A much-awaited follow-up to the idea proposed here, this project combines Pokemon Showdown usage data with canonical inequality/diversity metrics from social sciences to calculate quantitative metrics for the otherwise hand-wavey concept of metagame balance.
- From the project directory, run
bash ./scripts/scraper.sh
to scrape usage data from smogon. Change the list of files as desired in the script file.

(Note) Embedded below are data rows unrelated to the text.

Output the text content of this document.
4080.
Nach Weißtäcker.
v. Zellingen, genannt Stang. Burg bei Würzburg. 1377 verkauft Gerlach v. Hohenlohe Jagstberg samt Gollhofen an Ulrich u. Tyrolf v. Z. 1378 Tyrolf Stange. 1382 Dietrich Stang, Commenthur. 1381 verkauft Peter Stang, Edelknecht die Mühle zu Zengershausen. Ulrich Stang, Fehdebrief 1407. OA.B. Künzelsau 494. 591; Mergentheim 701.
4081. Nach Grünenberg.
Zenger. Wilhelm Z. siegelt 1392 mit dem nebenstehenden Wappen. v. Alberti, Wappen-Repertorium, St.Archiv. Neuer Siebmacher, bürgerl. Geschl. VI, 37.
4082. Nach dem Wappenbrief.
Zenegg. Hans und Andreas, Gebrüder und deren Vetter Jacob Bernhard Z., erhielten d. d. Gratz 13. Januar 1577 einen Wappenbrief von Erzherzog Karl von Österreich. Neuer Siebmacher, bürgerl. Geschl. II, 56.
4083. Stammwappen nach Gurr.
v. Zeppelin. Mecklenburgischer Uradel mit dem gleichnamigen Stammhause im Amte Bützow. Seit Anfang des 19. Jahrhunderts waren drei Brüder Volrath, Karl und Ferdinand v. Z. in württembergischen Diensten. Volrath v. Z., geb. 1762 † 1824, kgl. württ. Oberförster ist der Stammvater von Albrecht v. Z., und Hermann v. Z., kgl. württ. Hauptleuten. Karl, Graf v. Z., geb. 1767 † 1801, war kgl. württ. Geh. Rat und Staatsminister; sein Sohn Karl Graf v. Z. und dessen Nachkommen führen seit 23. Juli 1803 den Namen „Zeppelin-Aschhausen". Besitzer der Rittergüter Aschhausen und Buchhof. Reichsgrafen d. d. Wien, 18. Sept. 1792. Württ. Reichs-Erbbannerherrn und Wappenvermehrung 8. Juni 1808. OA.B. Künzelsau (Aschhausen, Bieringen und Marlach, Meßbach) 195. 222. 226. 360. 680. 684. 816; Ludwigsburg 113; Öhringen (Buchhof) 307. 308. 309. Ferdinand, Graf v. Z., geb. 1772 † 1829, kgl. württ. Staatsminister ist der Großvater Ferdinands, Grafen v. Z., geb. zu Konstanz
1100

The script will place all json files in a data directory. - Once you have your data, you can compute the balance metric for a given file like so:
python analysis/balance_metrics.py --month 2016-11 --format ru-1760 --metric gini
This will print the value of the metric.
- More importantly, you can plot (courtesy matplotlib) the value of a given metric for a given format over time by simply not providing the month:
python analysis/balance_metrics.py --format ru-1760 --metric gini
- And you can plot multiple formats on the same figure by providing multiple arguments to the format flag:
python analysis/balance_metrics.py --format ru-0 ru-1500 ru-1630 ru-1760 --metric gini
The plot given by the last command:
The metrics implemented, and there corresponding format flag argument:
- Gini coefficient
gini
- True diversity
diversity
- Richness
richness
- Shannon index
shannon
- Rényi entropy
renyi
- Simpson index
simpson
- Gini-Simpson
gini_simpson
- Berger-Parker index
berger_parker
The diversity indices and their calculations are from wikipedia.